Why focus on T cells specifically? What makes them the right target?

Model

T cells are the conductors of the immune orchestra. They don't fight infections directly—they coordinate the response. When they age and become exhausted, the whole system loses its ability to mount an effective defense. You can have all the other immune cells in place, but without good T cell signaling, nothing works well.

Inventor

So this therapy doesn't introduce new cells or attack the disease. It just... wakes up the old ones?

Model

Exactly. It metabolically resets the dysfunctional pathways. Think of it like clearing the fog from a window rather than replacing the window. The cells are still there. They just need to remember how to function.

Inventor

The "telomere Rivers" concept sounds speculative. Why mention something that hasn't been shown in humans?

Model

Because it's the mechanism researchers are investigating.

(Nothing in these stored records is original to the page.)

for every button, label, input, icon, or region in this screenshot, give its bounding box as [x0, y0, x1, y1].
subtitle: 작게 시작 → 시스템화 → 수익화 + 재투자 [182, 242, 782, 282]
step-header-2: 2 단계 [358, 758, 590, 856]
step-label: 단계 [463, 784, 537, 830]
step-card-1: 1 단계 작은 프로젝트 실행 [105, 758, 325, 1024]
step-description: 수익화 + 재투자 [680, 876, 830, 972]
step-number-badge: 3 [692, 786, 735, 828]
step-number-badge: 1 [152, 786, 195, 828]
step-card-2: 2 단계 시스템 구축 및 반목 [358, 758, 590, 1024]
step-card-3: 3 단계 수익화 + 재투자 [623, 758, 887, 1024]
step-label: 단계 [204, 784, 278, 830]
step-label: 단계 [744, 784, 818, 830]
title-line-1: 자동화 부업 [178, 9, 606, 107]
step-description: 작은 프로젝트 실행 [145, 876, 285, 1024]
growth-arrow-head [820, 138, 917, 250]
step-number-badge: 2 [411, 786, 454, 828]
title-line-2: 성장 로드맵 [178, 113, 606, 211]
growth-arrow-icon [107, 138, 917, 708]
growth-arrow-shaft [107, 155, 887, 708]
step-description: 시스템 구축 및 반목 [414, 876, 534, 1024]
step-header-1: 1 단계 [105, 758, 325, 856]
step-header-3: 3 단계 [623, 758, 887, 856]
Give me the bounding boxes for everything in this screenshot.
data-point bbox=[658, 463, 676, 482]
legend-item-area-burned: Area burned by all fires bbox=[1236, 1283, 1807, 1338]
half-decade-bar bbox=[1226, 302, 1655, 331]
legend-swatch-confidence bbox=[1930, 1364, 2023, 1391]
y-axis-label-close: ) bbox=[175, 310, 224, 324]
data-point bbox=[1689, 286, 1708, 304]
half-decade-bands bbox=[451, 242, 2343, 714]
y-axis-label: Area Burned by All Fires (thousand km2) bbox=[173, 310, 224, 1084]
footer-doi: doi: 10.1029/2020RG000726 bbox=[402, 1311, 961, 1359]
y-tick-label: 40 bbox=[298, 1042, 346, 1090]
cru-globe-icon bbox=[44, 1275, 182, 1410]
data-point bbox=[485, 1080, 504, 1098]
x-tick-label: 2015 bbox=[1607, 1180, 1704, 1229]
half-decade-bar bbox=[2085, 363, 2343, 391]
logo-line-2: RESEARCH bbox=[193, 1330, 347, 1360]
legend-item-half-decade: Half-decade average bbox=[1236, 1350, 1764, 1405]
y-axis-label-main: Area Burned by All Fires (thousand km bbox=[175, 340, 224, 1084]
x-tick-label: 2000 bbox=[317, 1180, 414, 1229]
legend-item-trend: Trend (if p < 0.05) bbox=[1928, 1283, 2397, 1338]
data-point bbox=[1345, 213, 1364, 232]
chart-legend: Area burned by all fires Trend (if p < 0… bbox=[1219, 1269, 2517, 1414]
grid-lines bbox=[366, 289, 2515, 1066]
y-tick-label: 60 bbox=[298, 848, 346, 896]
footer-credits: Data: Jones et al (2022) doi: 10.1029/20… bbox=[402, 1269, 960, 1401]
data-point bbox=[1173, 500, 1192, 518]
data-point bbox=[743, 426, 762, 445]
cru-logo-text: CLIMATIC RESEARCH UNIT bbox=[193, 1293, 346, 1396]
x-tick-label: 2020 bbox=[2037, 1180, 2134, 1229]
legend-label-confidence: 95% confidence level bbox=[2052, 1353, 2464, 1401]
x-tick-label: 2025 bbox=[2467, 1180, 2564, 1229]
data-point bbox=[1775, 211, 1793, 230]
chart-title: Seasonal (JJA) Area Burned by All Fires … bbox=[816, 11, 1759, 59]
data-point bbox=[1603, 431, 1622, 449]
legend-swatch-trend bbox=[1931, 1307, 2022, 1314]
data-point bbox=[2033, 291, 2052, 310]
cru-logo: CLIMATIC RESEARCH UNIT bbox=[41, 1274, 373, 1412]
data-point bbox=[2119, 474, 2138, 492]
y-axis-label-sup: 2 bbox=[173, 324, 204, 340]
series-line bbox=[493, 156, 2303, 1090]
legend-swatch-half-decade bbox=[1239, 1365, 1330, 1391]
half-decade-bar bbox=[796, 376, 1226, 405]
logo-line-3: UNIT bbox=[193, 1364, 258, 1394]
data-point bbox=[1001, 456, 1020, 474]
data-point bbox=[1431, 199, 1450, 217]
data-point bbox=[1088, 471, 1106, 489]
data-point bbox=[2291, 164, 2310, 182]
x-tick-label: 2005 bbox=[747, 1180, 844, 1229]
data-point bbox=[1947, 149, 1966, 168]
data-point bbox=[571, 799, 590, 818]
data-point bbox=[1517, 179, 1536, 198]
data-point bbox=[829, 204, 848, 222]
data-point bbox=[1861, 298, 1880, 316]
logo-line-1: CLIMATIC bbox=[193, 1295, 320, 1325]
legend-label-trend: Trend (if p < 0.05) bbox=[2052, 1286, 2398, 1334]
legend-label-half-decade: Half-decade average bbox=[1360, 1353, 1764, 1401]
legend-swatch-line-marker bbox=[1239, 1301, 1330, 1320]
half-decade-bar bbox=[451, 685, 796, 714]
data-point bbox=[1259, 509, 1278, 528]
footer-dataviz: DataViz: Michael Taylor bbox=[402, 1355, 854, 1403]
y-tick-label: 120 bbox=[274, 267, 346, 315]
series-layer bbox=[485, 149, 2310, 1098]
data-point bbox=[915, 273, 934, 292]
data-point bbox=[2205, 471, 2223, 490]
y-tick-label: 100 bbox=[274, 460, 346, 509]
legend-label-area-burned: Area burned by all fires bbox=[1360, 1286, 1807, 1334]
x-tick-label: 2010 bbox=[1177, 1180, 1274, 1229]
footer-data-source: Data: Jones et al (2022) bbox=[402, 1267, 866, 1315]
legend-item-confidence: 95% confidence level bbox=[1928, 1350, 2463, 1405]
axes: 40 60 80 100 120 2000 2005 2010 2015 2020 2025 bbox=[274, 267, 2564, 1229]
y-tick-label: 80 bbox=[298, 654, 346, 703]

It's honest about what we don't yet know. The therapy works—or appears to work—but the full explanation of why is still being uncovered. That's real science.

Inventor

Who benefits most from this in the near term?

Model

The trial will start with people who have clear immune dysfunction—HIV patients with accelerated aging, cancer patients, people with chronic viral infections. These are populations where the problem is already visible and measurable.

Inventor

What happens if Phase 1 succeeds?

Model

Then you move to Phase 2, testing whether it actually improves clinical outcomes. But more importantly, you've proven the concept works in humans. That opens the door to thinking about immune rejuvenation not as a fringe idea, but as a legitimate therapeutic approach.